The tail end of August 2005 should have been among the happiest days of Lovell Cook’s young life.

School was still out, a chance to run carefree in the park or playground with friends, steeling himself for a sophomore season at Warren East high school and the opportunity to impress the college scouts passing through the gym.

He was chilled, even as the weather warnings were sounding, about a hurricane passing through the Bahamas and headed towards the southern coast of the United States.

“I wasn’t thinking it would be much,” Cook recalls. “We had a lot of hurricanes come through. Sometimes you stayed , sometimes you’d leave.

“It was only at the last minute they went: ‘oh, it’s a Category 5’. You need to go.”

When Katrina smashed destructively through his native New Orleans, the London Lions forward was on the road with his mother and three of his siblings, joining a motorcade speeding due north out of town, each car packed with people and whatever belongings could be grabbed in the quickest possible time.

“We made it out before it got really bad, before the levees broke,” the BBL rookie reveals. “My family’s big. I have nine aunts and two uncles and every body left. Some went to Texas, to different parts.

“My older sister and my nephews came with me, my brother and my other sister to Atlanta. It was just all new. We had to start again.”

It took months before the refugees from Louisiana settled properly. He was found a high school in Cobb County, just west of the ATL. New faces, new friends. Basketball was the only familiar reference.

“I tried out for the team. It was a whole new city that I’d never been to. I had almost nothing, just one little bag of clothes. I had to completely adjust.”

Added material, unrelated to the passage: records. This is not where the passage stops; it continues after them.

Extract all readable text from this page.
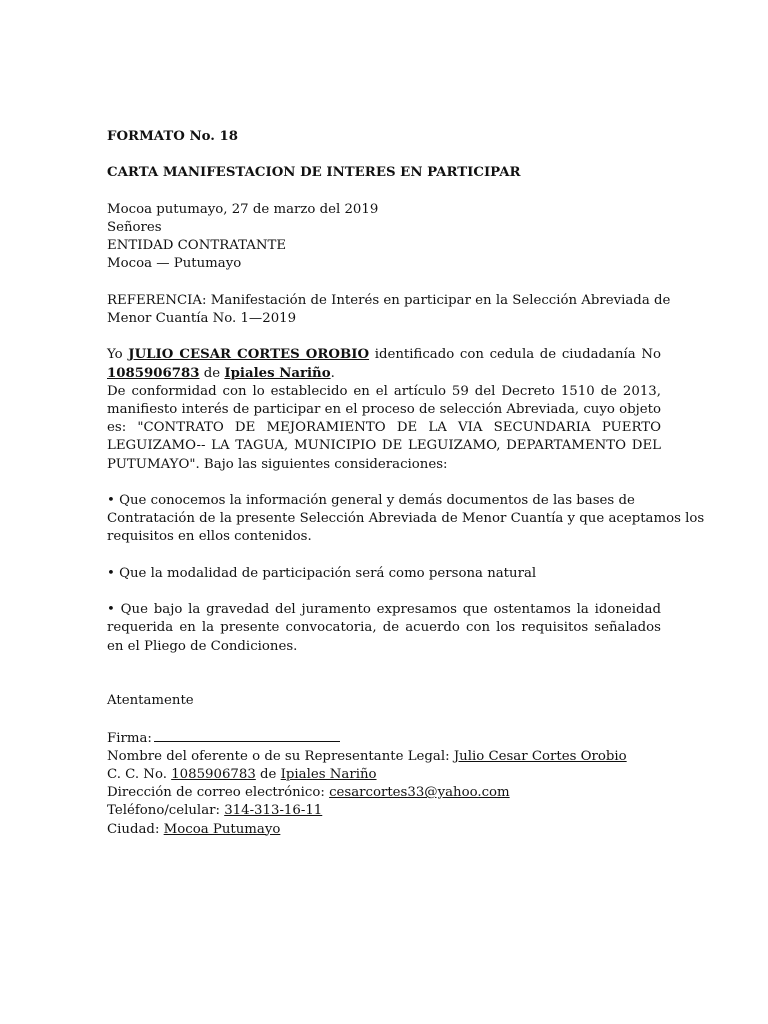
FORMATO No. 18

CARTA MANIFESTACION DE INTERES EN PARTICIPAR

Mocoa putumayo, 27 de marzo del 2019

Señores

ENTIDAD CONTRATANTE

Mocoa — Putumayo

REFERENCIA: Manifestación de Interés en participar en la Selección Abreviada de

Menor Cuantía No. 1—2019

Yo JULIO CESAR CORTES OROBIO identificado con cedula de ciudadanía No

1085906783 de Ipiales Nariño.

De conformidad con lo establecido en el artículo 59 del Decreto 1510 de 2013, manifiesto interés de participar en el proceso de selección Abreviada, cuyo objeto es: "CONTRATO DE MEJORAMIENTO DE LA VIA SECUNDARIA PUERTO LEGUIZAMO-- LA TAGUA, MUNICIPIO DE LEGUIZAMO, DEPARTAMENTO DEL PUTUMAYO". Bajo las siguientes consideraciones:

• Que conocemos la información general y demás documentos de las bases de

Contratación de la presente Selección Abreviada de Menor Cuantía y que aceptamos los

requisitos en ellos contenidos.

• Que la modalidad de participación será como persona natural

• Que bajo la gravedad del juramento expresamos que ostentamos la idoneidad requerida en la presente convocatoria, de acuerdo con los requisitos señalados en el Pliego de Condiciones.

Atentamente

Firma:

Nombre del oferente o de su Representante Legal: Julio Cesar Cortes Orobio

C. C. No. 1085906783 de Ipiales Nariño

Dirección de correo electrónico: cesarcortes33@yahoo.com

Teléfono/celular: 314-313-16-11

Ciudad: Mocoa Putumayo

Hoops, at least, required little acclimatisation in the starting over. His mother Patricia kept the family together in their home from home, knowing that all they had known from before had been washed away by the torrent.

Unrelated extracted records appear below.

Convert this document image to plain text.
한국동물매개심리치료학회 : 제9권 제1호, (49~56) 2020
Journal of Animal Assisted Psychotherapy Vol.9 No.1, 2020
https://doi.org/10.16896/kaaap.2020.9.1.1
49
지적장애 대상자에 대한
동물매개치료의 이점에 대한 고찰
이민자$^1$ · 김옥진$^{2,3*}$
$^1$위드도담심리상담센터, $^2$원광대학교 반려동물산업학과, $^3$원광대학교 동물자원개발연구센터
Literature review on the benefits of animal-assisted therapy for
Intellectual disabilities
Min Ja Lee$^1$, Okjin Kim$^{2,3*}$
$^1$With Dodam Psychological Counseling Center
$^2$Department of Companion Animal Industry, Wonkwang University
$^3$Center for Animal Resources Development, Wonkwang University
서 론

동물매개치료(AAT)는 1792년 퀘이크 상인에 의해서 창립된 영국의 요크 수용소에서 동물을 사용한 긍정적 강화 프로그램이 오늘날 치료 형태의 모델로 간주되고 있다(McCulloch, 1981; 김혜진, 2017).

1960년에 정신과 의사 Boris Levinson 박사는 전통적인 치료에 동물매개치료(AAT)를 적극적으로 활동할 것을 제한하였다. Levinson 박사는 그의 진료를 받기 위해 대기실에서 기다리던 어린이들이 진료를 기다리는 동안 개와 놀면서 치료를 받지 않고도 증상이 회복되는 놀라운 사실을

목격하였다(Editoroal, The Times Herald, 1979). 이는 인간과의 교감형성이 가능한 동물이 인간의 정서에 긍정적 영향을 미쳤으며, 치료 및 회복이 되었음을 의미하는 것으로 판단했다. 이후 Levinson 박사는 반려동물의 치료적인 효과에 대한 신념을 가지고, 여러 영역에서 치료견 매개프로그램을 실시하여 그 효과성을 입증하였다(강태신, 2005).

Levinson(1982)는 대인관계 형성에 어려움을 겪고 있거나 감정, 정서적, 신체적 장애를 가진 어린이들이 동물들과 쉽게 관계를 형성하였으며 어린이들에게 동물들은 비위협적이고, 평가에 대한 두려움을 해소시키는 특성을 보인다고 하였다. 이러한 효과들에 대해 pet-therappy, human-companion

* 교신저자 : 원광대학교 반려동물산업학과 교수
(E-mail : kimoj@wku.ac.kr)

A year later, they went back. Their street had become a tip, their former home scattered to the winds.

“It was all gone,” Cook declares. “There was nothing we could recognise. It was all debris. And it was contaminated so you couldn’t even look through it. You didn’t want to fool with that stuff.

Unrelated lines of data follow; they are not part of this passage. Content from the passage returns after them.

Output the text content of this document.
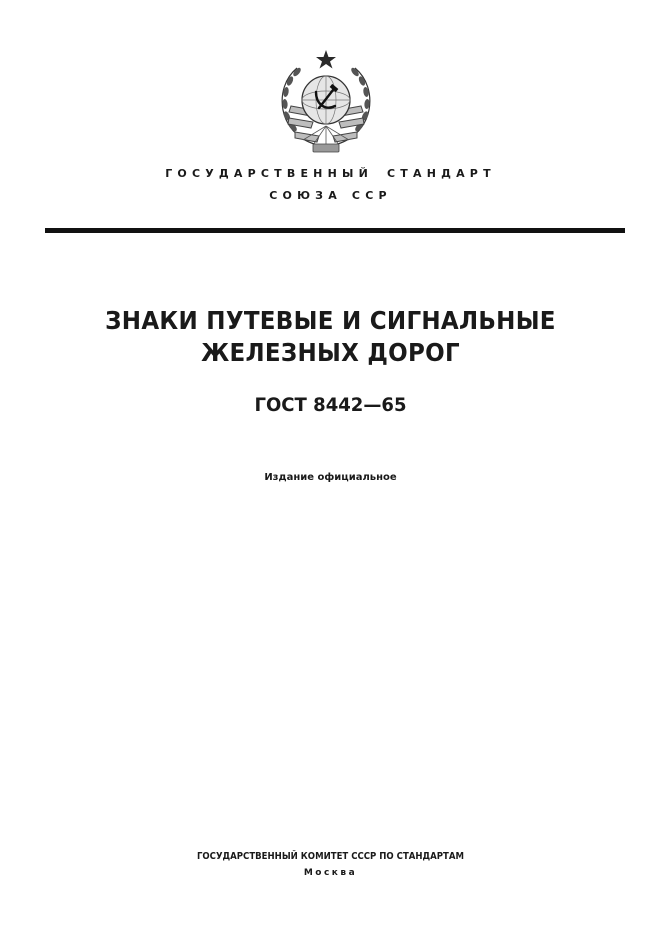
ГОСУДАРСТВЕННЫЙ СТАНДАРТ
СОЮЗА ССР
ЗНАКИ ПУТЕВЫЕ И СИГНАЛЬНЫЕ
ЖЕЛЕЗНЫХ ДОРОГ
ГОСТ 8442—65
Издание официальное
ГОСУДАРСТВЕННЫЙ КОМИТЕТ СССР ПО СТАНДАРТАМ
Москва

“We stayed for a little bit but then we went back to Atlanta. And I stayed there until I graduated high school when me and my Mom went back to New Orleans.”

The now-24-year-old spent two seasons in junior college in Oklahoma before returning back to where he had started, at the University of New Orleans. There, he led the Privateers in scoring for two seasons before the pros beckoned.

What followed was a barren year. With no job offers turning into contracts, Cook ventured to Canada to stay with a friend who had landed a coaching job, volunteering his services. A couple of workouts came up but no deals were done. By mid-winter, he was already planning ahead, to a recruitment process that would eventually see him catch the attention of Lions head coach Vince Macaulay at a combine in Las Vegas.

“I’d call this my rookie season,” he smiles. Despite issues in getting international clearance that delayed his London debut, he has started promisingly in the BBL, scoring 25 points in Sunday’s loss to Newcastle.

Chemistry has yet to arrival in the Lions’ multi-dimensional cast. The wheels of bonding have been put in motion, he says. “We did a couple of team activities together. Drew (Sullivan) took us to do ju jitsu and we enjoyed it. I think we’re clicking.”

It will be intriguing to watch, with ample talent but obvious overlap between the capabilities of Macaulay’s recruits.

How many balls, you wonder, will this team require?

“One would be perfect,” Cook laughs. Plus for it to flow back and forth. Having sailed across the ocean, he is eager to be the one blowing up a storm.

BBL Notes

– The BBL took a gamble last season when they moved to an online broadcast service and there was another one of the bumps in the road on Sunday when their scheduled clash between London and Newcastle was a no-show for a long spell.

I was at the Copper Box pre-game and all was set up by the team there. It did not appear, explained the league, because their US-based technology providers failed to take account of the hour change in time difference.

There was vitriolic reaction on social media, and rightly so. You pay, you expect the service. But fans need to cut the BBL a little slack (and I must declare an interest in occasionally commentating on the broadcasts). It is a low-cost but high-value offering that beats having no coverage at all. And I’m told consideration is being given to extra games to try and fuel the demand.

– You’d think having a former NBA player enter the BBL would be a big deal, right? As of Tuesday, we’ve had no official release that Cheshire Phoenix has signed one-time Denver Nugget Julius Hodge, following our breaking of the story last week. It even took the Nix – who are also finalising terms with Virgin Islander Lester Prosper – until Tuesday to retrospectively ‘announce’ his signing on their own website.

This should have been big news, underlining again that teams and the league need to vastly raise their game in generating some noise.